I can actively seek God's wisdom, power and peace—or—I can allow myself to believe that I've hit a dead-end and am out of options.

Regardless of what is going on in my life, I always have an option. Sure, it might not be the one I want, but that doesn't necessarily mean that it's a bad thing.

A truly bad thing is when I allow the enemy to succeed at stealing my peace and joy.

He comes with three purposes. Steal. Kill. Destroy. And yet, my Saviour assured me that He came to give me life and that I might have it in the full. (John 10:10)

While my flesh errs on the side of 'the glass is half empty,' God is challenging me to see that in Him, my glass is not half-full, nor is it simply full.


He is good, all the time. The question is whether or not I choose to see Him.

My prayer for you, Friend, is that you will look for God in every situation. That you will enjoy living a full and abundant life in Him, even during the most difficult seasons.

God is with you. He is good. And, He loves YOU.

Good times or bad, in Christ, we are LIVING A BLESSED LIFE!
Seeking Him,

5 comments:

Andrea said...

hhhmmm how parallel our lives seem to be... I struggle with so many of the same things! Prayers that you see ALL of God's blessings today.
Thank you for being so open and honest and willing to share your heart.

Wendy @ All in a Day's Thought said...

It's so difficult for me to view struggles as blessings, but I'm growing and I hope to be there. It's about choice, like you wrote.
~ Wendy

Searching for God in the everyday said...

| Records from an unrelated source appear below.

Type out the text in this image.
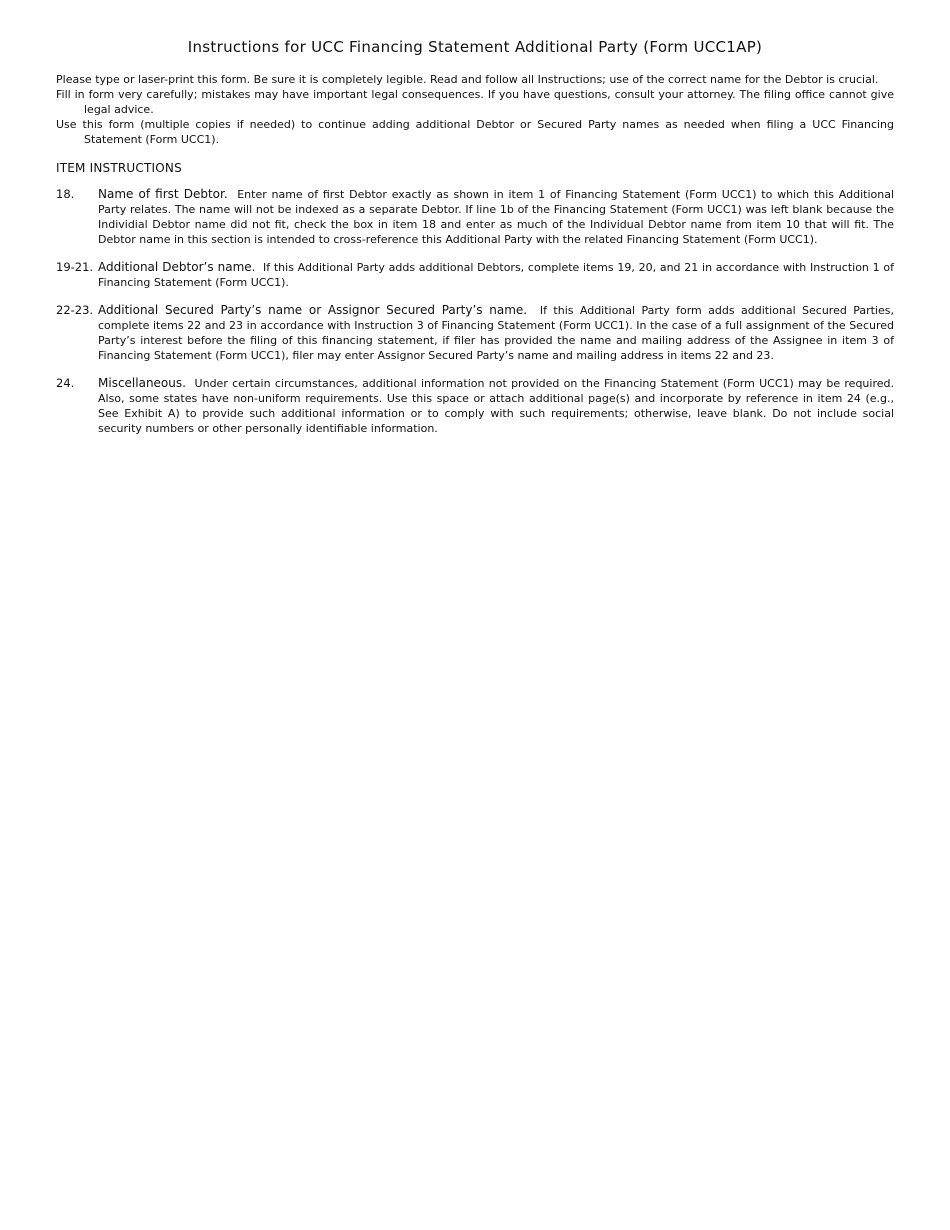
Instructions for UCC Financing Statement Additional Party (Form UCC1AP)

Please type or laser-print this form. Be sure it is completely legible. Read and follow all Instructions; use of the correct name for the Debtor is crucial.

Fill in form very carefully; mistakes may have important legal consequences. If you have questions, consult your attorney. The filing office cannot give legal advice.

Use this form (multiple copies if needed) to continue adding additional Debtor or Secured Party names as needed when filing a UCC Financing Statement (Form UCC1).

ITEM INSTRUCTIONS
18.	Name of first Debtor. Enter name of first Debtor exactly as shown in item 1 of Financing Statement (Form UCC1) to which this Additional Party relates. The name will not be indexed as a separate Debtor. If line 1b of the Financing Statement (Form UCC1) was left blank because the Individial Debtor name did not fit, check the box in item 18 and enter as much of the Individual Debtor name from item 10 that will fit. The Debtor name in this section is intended to cross-reference this Additional Party with the related Financing Statement (Form UCC1).
19-21. Additional Debtor’s name. If this Additional Party adds additional Debtors, complete items 19, 20, and 21 in accordance with Instruction 1 of Financing Statement (Form UCC1).
22-23. Additional Secured Party’s name or Assignor Secured Party’s name. If this Additional Party form adds additional Secured Parties, complete items 22 and 23 in accordance with Instruction 3 of Financing Statement (Form UCC1). In the case of a full assignment of the Secured Party’s interest before the filing of this financing statement, if filer has provided the name and mailing address of the Assignee in item 3 of Financing Statement (Form UCC1), filer may enter Assignor Secured Party’s name and mailing address in items 22 and 23.
24.	Miscellaneous. Under certain circumstances, additional information not provided on the Financing Statement (Form UCC1) may be required. Also, some states have non-uniform requirements. Use this space or attach additional page(s) and incorporate by reference in item 24 (e.g., See Exhibit A) to provide such additional information or to comply with such requirements; otherwise, leave blank. Do not include social security numbers or other personally identifiable information.
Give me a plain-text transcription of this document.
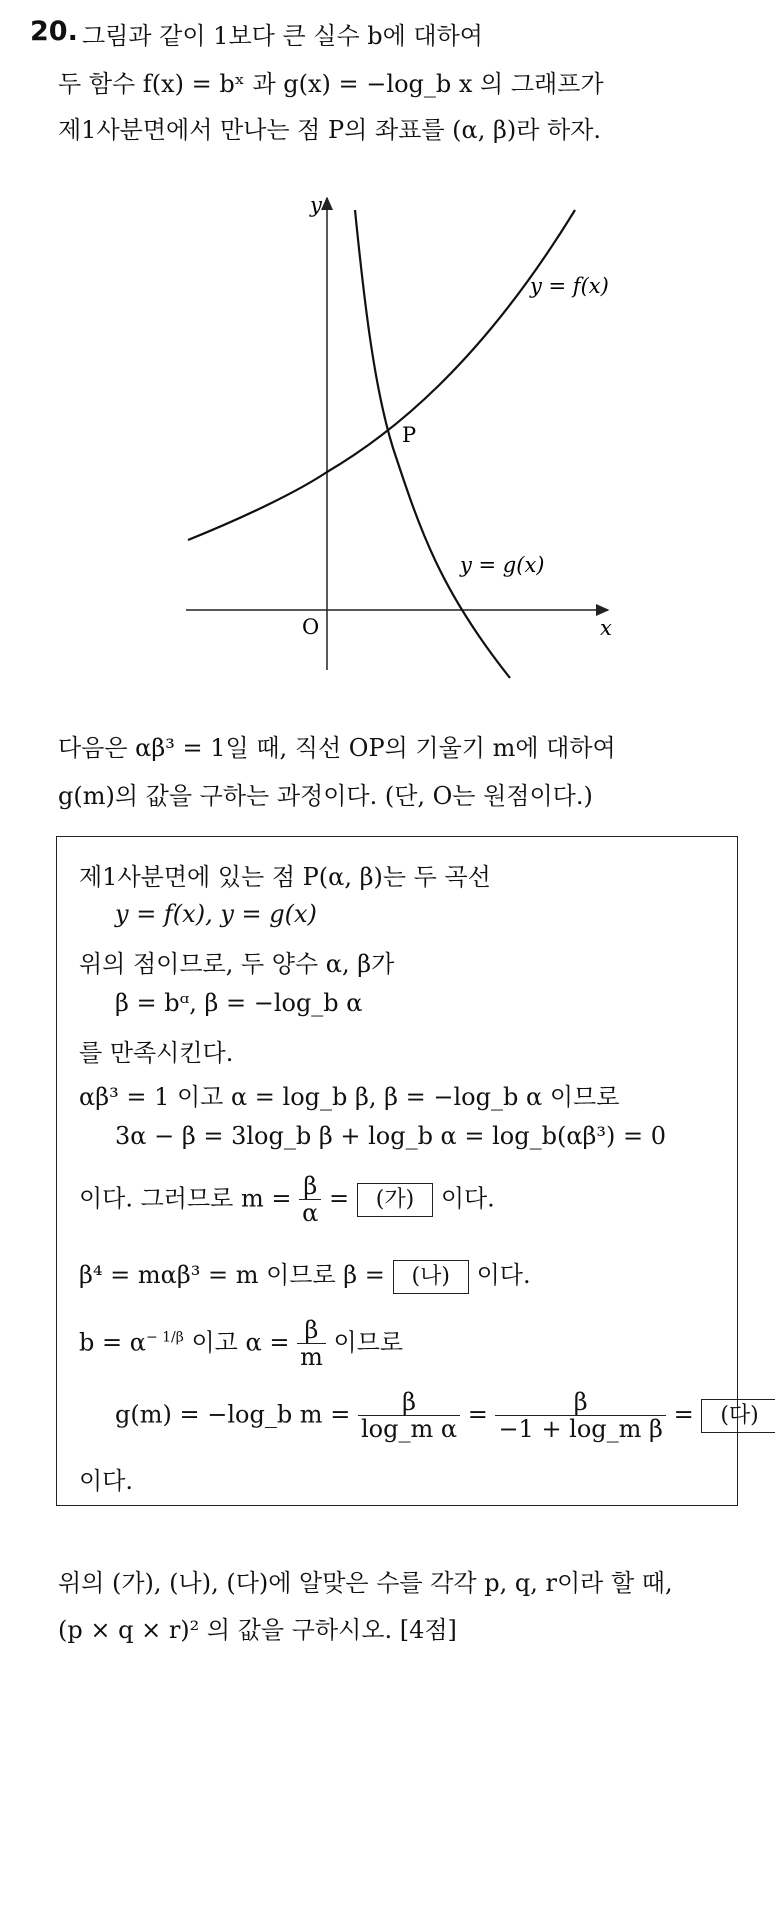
20. 그림과 같이 1보다 큰 실수 b에 대하여
두 함수 f(x) = bˣ 과 g(x) = −log_b x 의 그래프가
제1사분면에서 만나는 점 P의 좌표를 (α, β)라 하자.
y
x
O
P
y = f(x)
y = g(x)
다음은 αβ³ = 1일 때, 직선 OP의 기울기 m에 대하여
g(m)의 값을 구하는 과정이다. (단, O는 원점이다.)
제1사분면에 있는 점 P(α, β)는 두 곡선
y = f(x), y = g(x)
위의 점이므로, 두 양수 α, β가
β = bᵅ, β = −log_b α
를 만족시킨다.
αβ³ = 1 이고 α = log_b β, β = −log_b α 이므로
3α − β = 3log_b β + log_b α = log_b(αβ³) = 0
이다. 그러므로 $m = \frac{\beta}{\alpha}$ = (가) 이다.
β⁴ = mαβ³ = m 이므로 β = (나) 이다.
$b = \alpha^{- 1/\beta}$ 이고 $\alpha = \frac{\beta}{m}$ 이므로
g(m) = −log_b $m = \frac{\beta}{\text{log\_m α}} = \frac{\beta}{\text{−1 + log\_m β}}$ = (다)
이다.
위의 (가), (나), (다)에 알맞은 수를 각각 p, q, r이라 할 때,
(p × q × r)² 의 값을 구하시오. [4점]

Amy! This is such an awesome, heart-wrenching, heart touching post. So much truth. I needed to hear it today. Not only the truth, but the truth that I am not alone in my struggles. The enemy uses that one too. Your transparent sharing has helped me remember that we are all in this together. Thank you for your courage.
Cory =)

Anne L.B. said...

In Him, my cup is overflowing.

Funny, I've said before that even if it's 5%, it's still 5% full, not 95% empty. Now I can say that the cup is ALWAYS overflowing. I did need to see that.

THANK YOU Amy Jo.

Anne L.B. said...

Amy, the half-full/half-empty/overflowing thought has stuck with me all week. I got so lost in it I actually forgot where it came from, and just spent about an hour digging through the blogs I follow until I found it. (I tried to google it and found it on many other sites, but I was determined to track it to the site where I found it.)

It will be two more weeks til it fits into the "Friday Freelance" series I'm doing on Feelings, but I'm going to post on this. Thanks again for sharing.